On May 2 and 3, UC Santa Barbara is hosting a group of scholars, Ford Foundation project officers, film makers and movement leaders on campus.
This group from China, Brazil and Ecuador offers novel “southern” or subaltern perspectives on China’s massive contemporary presence in Africa, Middle East and Latin America. This process of Chinese engagement across the continents of the global south may represent one of the most significant global-scale transformations of our era, challenging us to think differently about south-south relations, environmental politics, area studies, history, geopolitics, and social change. This group of visitors to our campus utilize lenses of gender, sexuality and race to address these questions of culture, infrastructure and globalization to contextualize “China Rising” or “China Stepping out into the World.”
‘CHINA RISING’ CONFERENCE INAUGURAL EVENT
3pm-7pm: THURSDAY, May 2nd: Multicultural Center Theater:
3pm: SCREENING OF FILM: “Wolf Warrior II” – This 2017 action film traces the adventures of a charismatic ex-soldier from China as he journeys through Africa struggling with mercenaries, pirates and insurgents, to rescue Chinese factory workers and African children. The film was a massive global blockbuster that earned more at the box office than any other film in Chinese history. Although jingoistic and nationalist on its surface, the film reveals complexities of gender, race, imperialism, capitalism and sexuality, as well as military industries, container shipping economies, and medical-humanitarian logics.
5pm: KEYNOTE TALK: Dr. Petrus Liu, Boston University. “Rethinking Gender/Sexuality through the Cultural Politics of China Rising.” Prof. Liu is the author of Stateless Subjects (2011) and Queer Marxism in Two Chinas (2015).

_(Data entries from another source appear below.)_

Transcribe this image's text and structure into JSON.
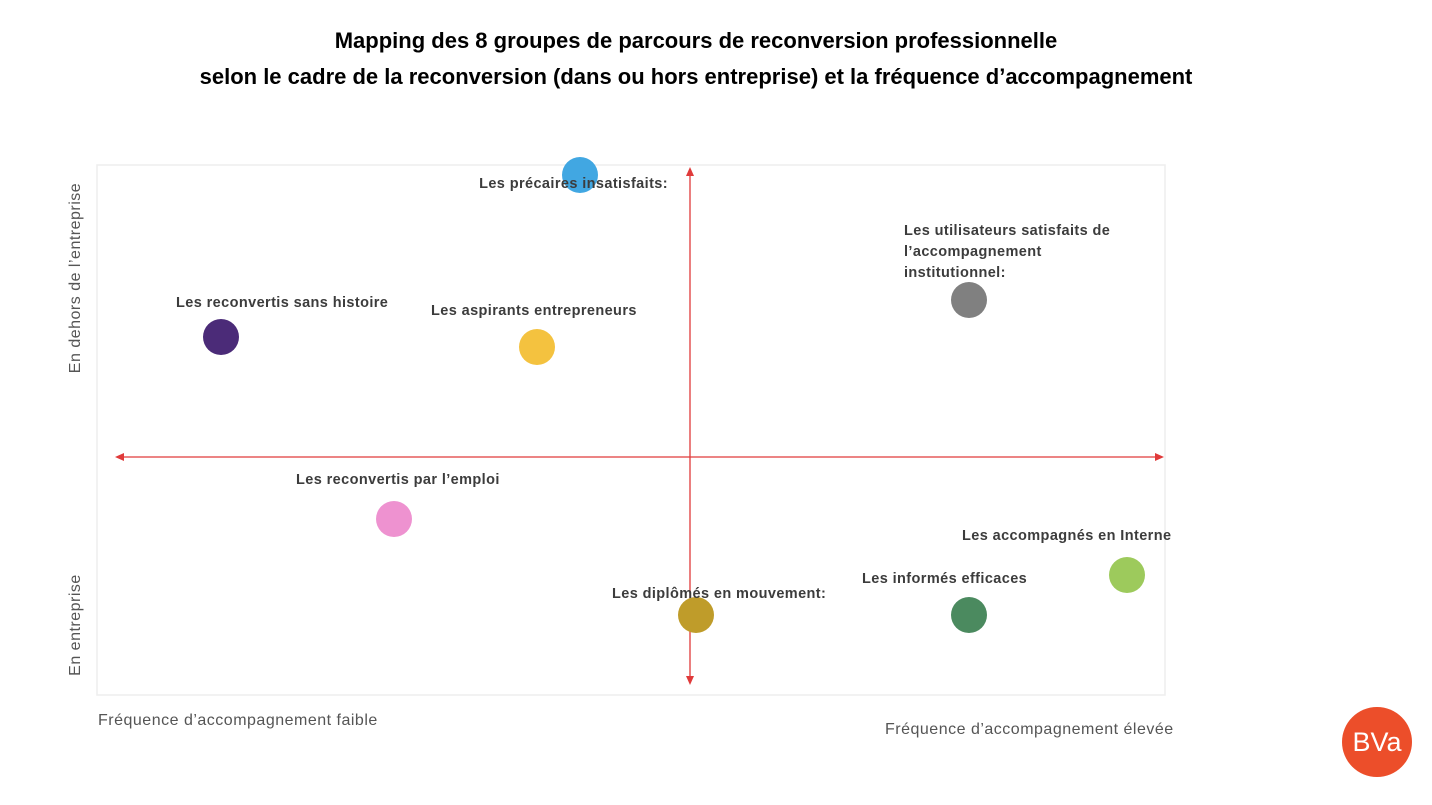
{
  "header": {
    "title_lines": [
      "Mapping des 8 groupes de parcours de reconversion professionnelle",
      "selon le cadre de la reconversion (dans ou hors entreprise) et la fréquence d’accompagnement"
    ]
  },
  "axes": {
    "y_top": "En dehors de l’entreprise",
    "y_bottom": "En entreprise",
    "x_left": "Fréquence d’accompagnement  faible",
    "x_right": "Fréquence d’accompagnement  élevée"
  },
  "nodes": [
    {
      "lines": [
        "Les précaires insatisfaits:"
      ],
      "color": "#41a7e2"
    },
    {
      "lines": [
        "Les utilisateurs satisfaits de",
        "l’accompagnement",
        "institutionnel:"
      ],
      "color": "#808080"
    },
    {
      "lines": [
        "Les reconvertis sans histoire"
      ],
      "color": "#4b2b78"
    },
    {
      "lines": [
        "Les aspirants entrepreneurs"
      ],
      "color": "#f4c23f"
    },
    {
      "lines": [
        "Les reconvertis par l’emploi"
      ],
      "color": "#ee92d0"
    },
    {
      "lines": [
        "Les accompagnés en Interne"
      ],
      "color": "#9dca5c"
    },
    {
      "lines": [
        "Les informés efficaces"
      ],
      "color": "#4b8a5f"
    },
    {
      "lines": [
        "Les diplômés en mouvement:"
      ],
      "color": "#bf9c2a"
    }
  ],
  "logo": {
    "text": "BVa"
  }
}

6pm: PANEL ROUNDTABLE: “China Rising: Transregional Research and Intersections of Gender, Sexuality, Race, Infrastructure and Culture,” featuring Paul Amar (UCSB), Lisa Rofel (UCSC), Cai Yiping (DAWN, Beijing), Petrus Lui (Boston University), Huang Yingying (Renmin University, Beijing), He Xiaopei (Pink Space Beijing), Laura Waisbich (Articulação Sul, Brazil, and Cambridge University), Maria Amelia Viteri Burbano (USF de Quito, Ecuador)
1pm: FRIDAY, May 3rd: HSSB 6020: OPEN Student Researcher Workshop
1pm: Student Researcher Workshop, beginning with screening of a short film by He Xiaopei, “Our Marriages: Lesbians Marry Gay Men,” and discussion with the film’s director about mixing research, film and public engagement.
2pm: MENTORING and GRANT-WRITING WORKSHOP. Graduate students are invited to present abstracts of their research. Advanced undergrads are also invited to present brief summaries of their research interests. Our international guest scholars will engage with the students and offer mentorship in terms of researching transregionally (China, Americas, Africa, Middle East) and intersectionally (gender, sexuality, race, coloniality). Guests will offer advice about grant writing and fellowship applications.
3pm. Friday, May 3rd: HSSB 6020: FACULTY ROUNDTABLE
3pm: Faculty Roundtable: “Global, Area Studies and Comparative Studies and Transregional China”
UCSB Dean of Social Sciences Prof. Charles Hale will lead a discussion between the guest researchers, and UCSB specialists in Latin American Studies, Middle Eastern Studies, African Studies and Global Studies, to articulate new methods and agendas for area/global studies and for engaged research in all disciplines, grappling with the dilemmas of south-south relations and China’s “stepping out” into the world.
This series of events and conferences has been organized by Prof. Paul Amar (Global Studies Department, UCSB), and by Prof. Lisa Rofel (Center for Emerging Worlds, UCSC), with generous support from the Ford Foundation and the UCSB Multicultural Center and the Interdisciplinary Humanities Center’s New Sexualities Research Focus Group.